Terra dos meus amores! Não definha
O amor que te dedico; que me invade…
E foi-se tudo que sonhado eu tinha,
Tão ridente e feliz, na mocidade.
No mar grosso da luta pela vida,
Eu não te esqueço, não, terra querida,
Eo teu nome defendo em toda parte.
Tu me visite perder as ilusões
Porém nunca verás nos repelões,
Da peleja sem fim, deixar de amar-te.

As espertezas de Joaquim Bentinho, personagem que caracteriza o caipira típico, superam as tolices e malandragens com que o personagem de Monteiro Lobato, “Jeca Tatu”, marcou, por tanto tempo, a imagem do caipira paulista. Mas não só Joaquim Bentinho. Em todos os seus escritos, como que em retalhos,  Cornélio Pires registrou essa alma caipira, tão rica em sua simplicidade que é universal.

3 comentários

  1. Henrique Junqueiro em 02/09/2014 às 17:25

    O grande Cornéllio Pires.Iniciador da moda e da música caipira.Cantor,compositor,poeta dos mais ilustres,quase esquecido.Esse Brasil de imbecis governantes não exalta seus artistas,não respeita
    seus poetas e seus filhos prodígios são deixados de lado.Não tem um que se lembre de lembrar.Garanto que poucos ou nenhum destes jovens sertanejos “UNIVERSITÁRIOS”(????) conhecem ou ja ouviram falar do Sr.Cornélio Pires.A mídia descarta Catulo,João Pernambuco,Cornélio,João Pacífico,Raul Torres e dezenas de grandes astros para gastar dinheiro
    fazendo filme pro CAZUZA.Isto sim é uma afrontante troca de valores.

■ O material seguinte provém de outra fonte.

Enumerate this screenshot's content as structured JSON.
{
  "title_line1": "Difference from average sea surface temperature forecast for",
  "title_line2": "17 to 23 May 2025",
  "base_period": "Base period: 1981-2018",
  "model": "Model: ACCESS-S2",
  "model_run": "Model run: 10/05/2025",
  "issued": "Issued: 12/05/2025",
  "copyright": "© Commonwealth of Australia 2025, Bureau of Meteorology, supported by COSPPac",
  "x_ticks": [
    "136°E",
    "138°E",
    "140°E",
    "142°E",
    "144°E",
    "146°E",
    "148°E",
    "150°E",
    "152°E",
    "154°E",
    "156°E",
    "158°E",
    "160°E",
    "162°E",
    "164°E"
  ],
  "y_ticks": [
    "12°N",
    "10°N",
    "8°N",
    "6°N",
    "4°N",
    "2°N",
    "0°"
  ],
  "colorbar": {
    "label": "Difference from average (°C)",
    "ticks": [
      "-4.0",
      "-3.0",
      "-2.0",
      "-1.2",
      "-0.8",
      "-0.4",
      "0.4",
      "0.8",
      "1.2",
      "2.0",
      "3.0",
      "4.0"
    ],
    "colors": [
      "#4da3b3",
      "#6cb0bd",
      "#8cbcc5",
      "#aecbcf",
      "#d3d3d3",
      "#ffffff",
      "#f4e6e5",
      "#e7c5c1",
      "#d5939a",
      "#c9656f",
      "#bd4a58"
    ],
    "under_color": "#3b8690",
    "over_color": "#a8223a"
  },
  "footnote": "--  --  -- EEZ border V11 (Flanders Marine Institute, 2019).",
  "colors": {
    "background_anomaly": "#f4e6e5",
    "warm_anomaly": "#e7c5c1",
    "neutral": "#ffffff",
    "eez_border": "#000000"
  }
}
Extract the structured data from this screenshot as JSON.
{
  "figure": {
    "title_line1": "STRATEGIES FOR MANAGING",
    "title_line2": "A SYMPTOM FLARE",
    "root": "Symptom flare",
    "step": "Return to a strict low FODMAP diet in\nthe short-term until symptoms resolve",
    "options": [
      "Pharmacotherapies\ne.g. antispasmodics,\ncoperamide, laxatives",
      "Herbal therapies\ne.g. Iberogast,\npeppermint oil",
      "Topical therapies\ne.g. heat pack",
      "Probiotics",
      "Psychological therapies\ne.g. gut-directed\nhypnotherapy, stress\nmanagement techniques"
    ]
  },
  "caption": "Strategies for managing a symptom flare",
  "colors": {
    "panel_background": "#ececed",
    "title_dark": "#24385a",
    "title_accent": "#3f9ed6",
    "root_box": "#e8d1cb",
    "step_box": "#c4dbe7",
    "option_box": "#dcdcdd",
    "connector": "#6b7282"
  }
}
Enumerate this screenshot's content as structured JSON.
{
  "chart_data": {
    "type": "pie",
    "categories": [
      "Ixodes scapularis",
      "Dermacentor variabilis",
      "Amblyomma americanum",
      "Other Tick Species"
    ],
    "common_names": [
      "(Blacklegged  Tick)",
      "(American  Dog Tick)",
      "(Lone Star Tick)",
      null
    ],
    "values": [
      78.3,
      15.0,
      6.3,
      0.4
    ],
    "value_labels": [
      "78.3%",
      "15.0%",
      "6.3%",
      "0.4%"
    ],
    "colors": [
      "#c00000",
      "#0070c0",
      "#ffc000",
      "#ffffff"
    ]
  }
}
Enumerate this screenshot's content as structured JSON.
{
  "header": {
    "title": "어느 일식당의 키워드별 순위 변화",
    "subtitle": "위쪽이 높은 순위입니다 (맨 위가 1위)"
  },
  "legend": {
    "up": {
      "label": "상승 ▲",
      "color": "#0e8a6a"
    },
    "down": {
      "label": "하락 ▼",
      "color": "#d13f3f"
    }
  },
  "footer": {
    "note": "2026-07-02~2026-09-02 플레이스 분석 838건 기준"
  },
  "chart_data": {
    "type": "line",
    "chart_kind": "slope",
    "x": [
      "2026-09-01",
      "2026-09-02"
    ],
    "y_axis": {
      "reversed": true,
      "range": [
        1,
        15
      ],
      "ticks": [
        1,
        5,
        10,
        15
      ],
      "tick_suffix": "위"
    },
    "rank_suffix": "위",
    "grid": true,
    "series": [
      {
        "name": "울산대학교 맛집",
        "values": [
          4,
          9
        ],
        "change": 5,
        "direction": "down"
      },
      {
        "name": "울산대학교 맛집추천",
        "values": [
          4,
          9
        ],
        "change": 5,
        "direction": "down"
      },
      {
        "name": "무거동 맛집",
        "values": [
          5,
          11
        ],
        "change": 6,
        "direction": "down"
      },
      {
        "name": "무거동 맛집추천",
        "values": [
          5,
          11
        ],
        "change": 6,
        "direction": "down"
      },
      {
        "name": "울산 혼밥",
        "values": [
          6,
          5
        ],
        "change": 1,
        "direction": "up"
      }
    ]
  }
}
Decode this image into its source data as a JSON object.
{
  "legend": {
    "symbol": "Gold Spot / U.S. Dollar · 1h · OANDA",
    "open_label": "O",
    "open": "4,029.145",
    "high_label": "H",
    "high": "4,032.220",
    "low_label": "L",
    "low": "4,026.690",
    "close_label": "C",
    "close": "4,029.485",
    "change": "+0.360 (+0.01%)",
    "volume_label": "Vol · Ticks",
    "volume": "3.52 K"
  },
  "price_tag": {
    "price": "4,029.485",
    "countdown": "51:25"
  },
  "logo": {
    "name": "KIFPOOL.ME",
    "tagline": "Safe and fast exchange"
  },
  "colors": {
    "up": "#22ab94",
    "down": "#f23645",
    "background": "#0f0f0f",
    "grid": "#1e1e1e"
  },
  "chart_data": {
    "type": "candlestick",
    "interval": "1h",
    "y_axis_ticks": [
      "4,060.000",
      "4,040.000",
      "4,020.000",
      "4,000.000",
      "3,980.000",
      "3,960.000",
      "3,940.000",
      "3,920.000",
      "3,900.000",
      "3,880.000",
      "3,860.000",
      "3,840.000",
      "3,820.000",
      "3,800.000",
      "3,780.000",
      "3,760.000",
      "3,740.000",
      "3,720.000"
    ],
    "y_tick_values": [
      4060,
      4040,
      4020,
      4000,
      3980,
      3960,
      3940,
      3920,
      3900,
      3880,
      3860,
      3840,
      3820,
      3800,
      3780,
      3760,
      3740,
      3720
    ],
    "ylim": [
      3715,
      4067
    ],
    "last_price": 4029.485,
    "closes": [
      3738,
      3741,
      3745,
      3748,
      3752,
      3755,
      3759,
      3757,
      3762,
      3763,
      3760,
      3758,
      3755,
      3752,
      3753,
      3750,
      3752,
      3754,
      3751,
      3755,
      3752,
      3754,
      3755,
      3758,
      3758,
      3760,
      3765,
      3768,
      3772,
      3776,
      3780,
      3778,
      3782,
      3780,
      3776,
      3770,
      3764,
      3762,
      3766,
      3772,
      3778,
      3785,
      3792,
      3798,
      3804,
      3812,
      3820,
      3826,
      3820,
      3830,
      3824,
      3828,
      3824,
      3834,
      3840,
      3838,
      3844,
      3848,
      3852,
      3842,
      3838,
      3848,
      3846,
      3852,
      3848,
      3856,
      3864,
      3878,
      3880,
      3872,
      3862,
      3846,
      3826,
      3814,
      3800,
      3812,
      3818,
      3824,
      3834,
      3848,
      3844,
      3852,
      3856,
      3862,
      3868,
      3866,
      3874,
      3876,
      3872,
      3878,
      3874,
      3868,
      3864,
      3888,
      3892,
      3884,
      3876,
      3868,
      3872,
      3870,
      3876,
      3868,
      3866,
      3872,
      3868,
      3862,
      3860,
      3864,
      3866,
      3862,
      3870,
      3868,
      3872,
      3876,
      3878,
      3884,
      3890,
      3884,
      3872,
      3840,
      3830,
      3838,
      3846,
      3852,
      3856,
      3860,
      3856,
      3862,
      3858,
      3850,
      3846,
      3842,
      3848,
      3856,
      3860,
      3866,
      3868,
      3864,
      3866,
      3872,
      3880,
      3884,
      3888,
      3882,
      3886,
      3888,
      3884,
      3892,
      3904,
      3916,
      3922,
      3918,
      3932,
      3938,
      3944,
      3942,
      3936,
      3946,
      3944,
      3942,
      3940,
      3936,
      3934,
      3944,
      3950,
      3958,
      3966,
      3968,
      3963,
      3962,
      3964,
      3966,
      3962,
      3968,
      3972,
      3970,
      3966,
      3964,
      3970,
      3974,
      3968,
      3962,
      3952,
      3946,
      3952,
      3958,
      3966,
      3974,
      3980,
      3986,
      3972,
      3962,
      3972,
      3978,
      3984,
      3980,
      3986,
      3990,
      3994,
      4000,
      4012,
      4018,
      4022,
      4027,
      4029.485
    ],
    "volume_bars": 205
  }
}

  2. Carlos José Guimarães Parisotto em 04/01/2015 às 03:16

    Cornélio Pires um dos nomes que sempre deveria ser lembrado, como todos os demais acima citados. Concordo com o que disse Henrique Junqueiro:”esse Brasil de IMBECIS governantes não exalta seus artistas. Não respeita seus grandes poetas”. Devemos lembra-nos de quem? Dos “sertanejos universitários” , que nem sabem cantar e escrevem letras que daria VERGONHA algum cantor ou poeta de verdade cantar? Fazer filme para Cazuza, só se for em benefício de alguns poucos. Deveriam pensar nos poetas que escreveram pelo e para nossa gente brasileira. É mesmo, como diz o Sr. Henrique Junqueiro, é uma vergonhosa e afrontante troca de valores.

  3. Ozevaldo Silva dos Anjos em 13/08/2015 às 14:52

    Sou fã de Conélio Pires e pesquisei algumas coisas sobre ele. Vale ressaltar que além de um artísta de imenso valor, tendo atuado como Jornalista, Radialista, Cinegrafista, Conferencista, Escritor, Poeta, Contista, Humorista, Folclorista, Empresário e Ativista Cultural brasileiro. Ainda foi considerado “O Grande Etnógrafo da Cultura Caipira e do Dialeto Caipira”, “O Pai do Folclore Paulista”, e também “O Bandeirante do Espiritismo. Espírita convicto e praticante da mais nobre caridade, Cornélio Pires foi exemplo de bondade e amor. Diferente de alguns “artístas” sem caráter que são aclamados pela mídia e exaltados pelo governantes brasileiros. Alguns são até tema de filmes.